This is a long-standing problem for me, and I’m wondering how to insulate myself from it…pardon the long-windedness in advance.
I use gluster internationally as regional repositories of files, and it’s pretty constantly being rsync’d to (ie, written to solely by rsync, optimized with –inplace or similar).
These regional repositories are also being read from, each to the tune of 10-50MB/s. Each gluster pool is anywhere between 4 to 16 servers, each with one brick of RAID6, all pools in a distributed-only config. I’m not currently using distributed-replicated, but even that configuration is not immune to my problem.
So, here’s the problem:
If one disk on one gluster brick experiences timeouts, all the gluster clients block. This is likely because the rate at which the disks are being exercised by rsyncs (writes and stats) plus reads (client file access) causes an overwhelming backlog of gluster ops, something perhaps is bottlenecked and locking up, but in general it’s fairly useless to me. Running a ‘df’ hangs completely.
This has been an issue for me for years. My usual procedure is to manually fail the disk that’s experiencing timeouts, if it hasn’t been ejected already by the raid controller, and remove the load from the gluster file system—it only takes a fraction of a minute before the gluster volume recovers and I can add the load back. Rebuilding parity to the brick’s raid is not the problem—it’s the moments before the disk ultimately fails that causes the backlog of requests that really causes problems.

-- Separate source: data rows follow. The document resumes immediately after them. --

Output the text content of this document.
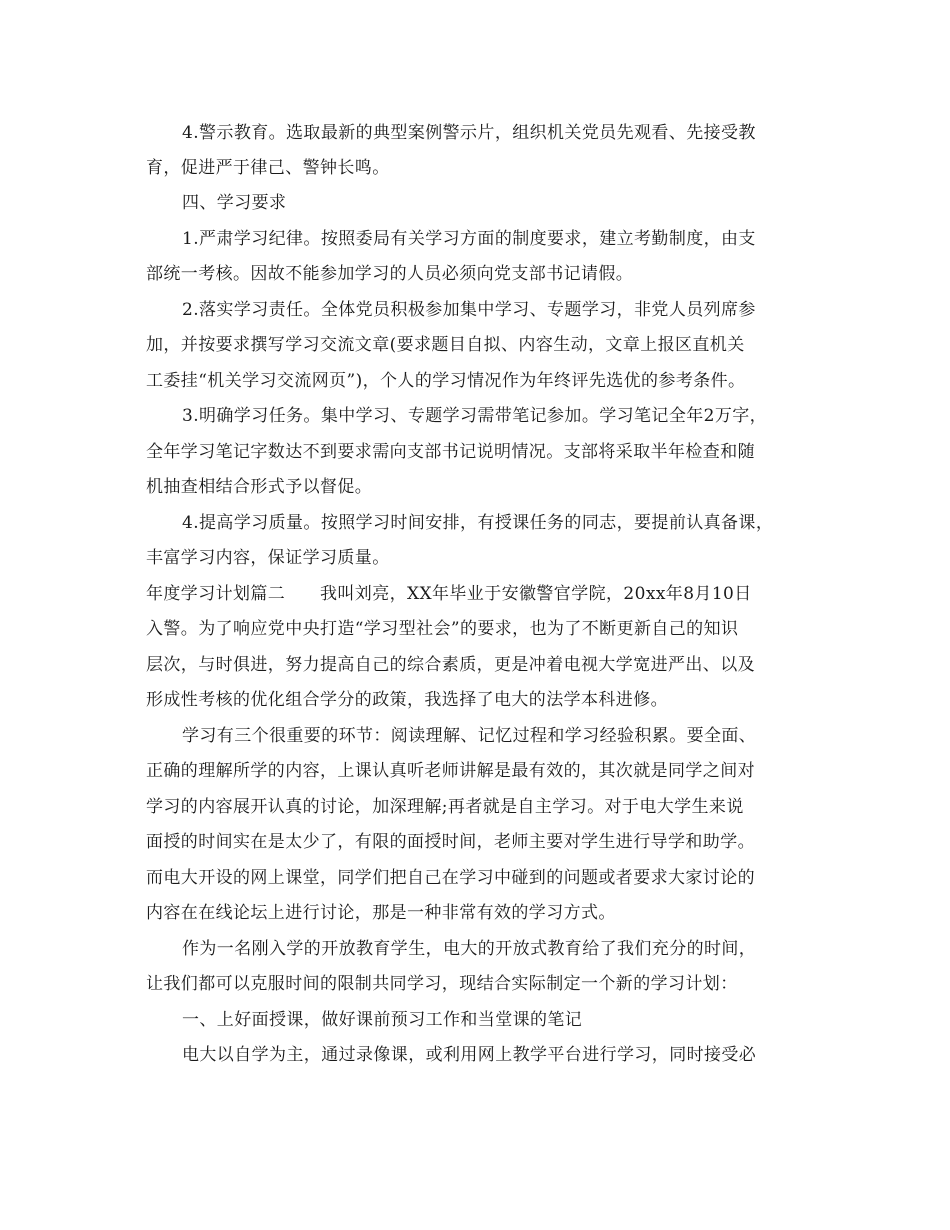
4.警示教育。选取最新的典型案例警示片，组织机关党员先观看、先接受教
育，促进严于律己、警钟长鸣。
四、学习要求
1.严肃学习纪律。按照委局有关学习方面的制度要求，建立考勤制度，由支
部统一考核。因故不能参加学习的人员必须向党支部书记请假。
2.落实学习责任。全体党员积极参加集中学习、专题学习，非党人员列席参
加，并按要求撰写学习交流文章(要求题目自拟、内容生动，文章上报区直机关
工委挂“机关学习交流网页”)，个人的学习情况作为年终评先选优的参考条件。
3.明确学习任务。集中学习、专题学习需带笔记参加。学习笔记全年2万字，
全年学习笔记字数达不到要求需向支部书记说明情况。支部将采取半年检查和随
机抽查相结合形式予以督促。
4.提高学习质量。按照学习时间安排，有授课任务的同志，要提前认真备课，
丰富学习内容，保证学习质量。
年度学习计划篇二　　我叫刘亮，XX年毕业于安徽警官学院，20xx年8月10日
入警。为了响应党中央打造“学习型社会”的要求，也为了不断更新自己的知识
层次，与时俱进，努力提高自己的综合素质，更是冲着电视大学宽进严出、以及
形成性考核的优化组合学分的政策，我选择了电大的法学本科进修。
学习有三个很重要的环节：阅读理解、记忆过程和学习经验积累。要全面、
正确的理解所学的内容，上课认真听老师讲解是最有效的，其次就是同学之间对
学习的内容展开认真的讨论，加深理解;再者就是自主学习。对于电大学生来说
面授的时间实在是太少了，有限的面授时间，老师主要对学生进行导学和助学。
而电大开设的网上课堂，同学们把自己在学习中碰到的问题或者要求大家讨论的
内容在在线论坛上进行讨论，那是一种非常有效的学习方式。
作为一名刚入学的开放教育学生，电大的开放式教育给了我们充分的时间，
让我们都可以克服时间的限制共同学习，现结合实际制定一个新的学习计划：
一、上好面授课，做好课前预习工作和当堂课的笔记
电大以自学为主，通过录像课，或利用网上教学平台进行学习，同时接受必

I’m looking for advice as to how to insulate myself from this problem better. My RAID cards don’t support modifying disk timeouts to be incredibly short. I can see disk timeout messages from the raid card, and write an omprog function to fail the disk, but that’s kinda brutal. Maybe I could get a different raid card that supports shorter timeouts or fast disk failures, but if anyone has experience with, say md raid1 not having this problem, or something similar, it might be worth the expense to go that route.
If my memory is correct, gluster still has this problem with a distributed-replicated configuration, because writes need to succeed on both leafs before an operation is considered complete, so a timeout on one node is still detrimental.
Insight, experience designing around this, tunables I haven’t considered—I’ll take anything. I really like gluster, I’ll keep using it, but this is its Achille’s heel for me. Is there a magic bullet? Or do I just need to fail faster?